I do remember one of the most hilarious and earliest instances of hate against my comic Incubus Tales, years ago, was a person who was another comic creator and a mutual acquaintance of someone I knew at the time. He got so worked up that my comic had as many readers as it did -- or any readers, actually -- that at one point he said, and I quote "we have to get more readers than Incubus Tales!"
It's not as funny in text, but considering the empassioned way he said it, it was absolutely hilarious at the time. Imagine every instance of a supervillain character overacting in a film, and you'll come close to the way he surreally hammed it up while somehow taking himself totally seriously. It was amazing someone could be trying to act so belittling towards something they clearly saw as some sort of nebulous, weird threat by the fact of its very existence.

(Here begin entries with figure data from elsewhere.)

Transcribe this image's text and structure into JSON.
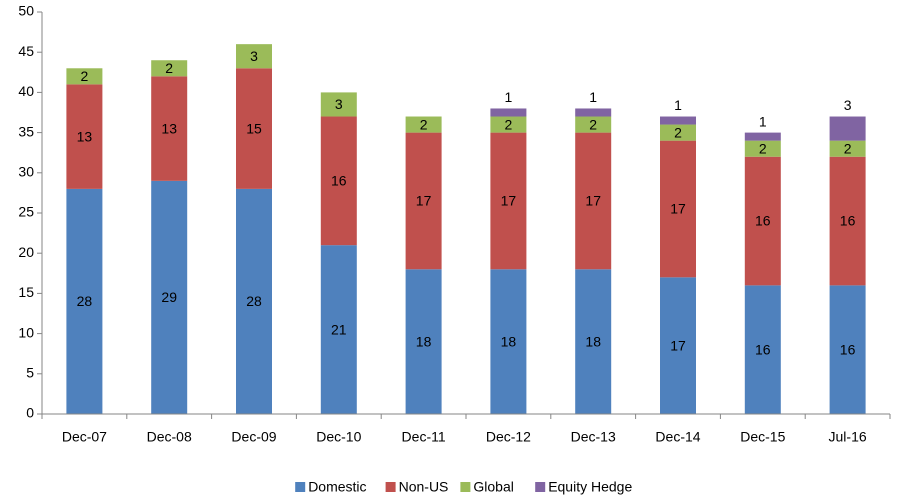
{
  "chart_data": {
    "type": "stacked_bar",
    "categories": [
      "Dec-07",
      "Dec-08",
      "Dec-09",
      "Dec-10",
      "Dec-11",
      "Dec-12",
      "Dec-13",
      "Dec-14",
      "Dec-15",
      "Jul-16"
    ],
    "series": [
      {
        "name": "Domestic",
        "color": "#4f81bd",
        "values": [
          28,
          29,
          28,
          21,
          18,
          18,
          18,
          17,
          16,
          16
        ]
      },
      {
        "name": "Non-US",
        "color": "#c0504d",
        "values": [
          13,
          13,
          15,
          16,
          17,
          17,
          17,
          17,
          16,
          16
        ]
      },
      {
        "name": "Global",
        "color": "#9bbb59",
        "values": [
          2,
          2,
          3,
          3,
          2,
          2,
          2,
          2,
          2,
          2
        ]
      },
      {
        "name": "Equity Hedge",
        "color": "#8064a2",
        "values": [
          null,
          null,
          null,
          null,
          null,
          1,
          1,
          1,
          1,
          3
        ]
      }
    ],
    "ylim": [
      0,
      50
    ],
    "yticks": [
      0,
      5,
      10,
      15,
      20,
      25,
      30,
      35,
      40,
      45,
      50
    ],
    "legend": "bottom"
  }
}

I guess that kind of sums up most of the hate for me that I've experienced: it's pretty ludicrous and almost never worth taking seriously, because if the best thing someone has to do is toss hate at someone they don't know because they didn't like a comic they read that was provided to them for free, they probably shouldn't matter a lot in your life. I have comics I dislike too, but I generally feel that unless I'm actually talking to a friend and the subject comics up, I have a lot better things to do than go troll the authors.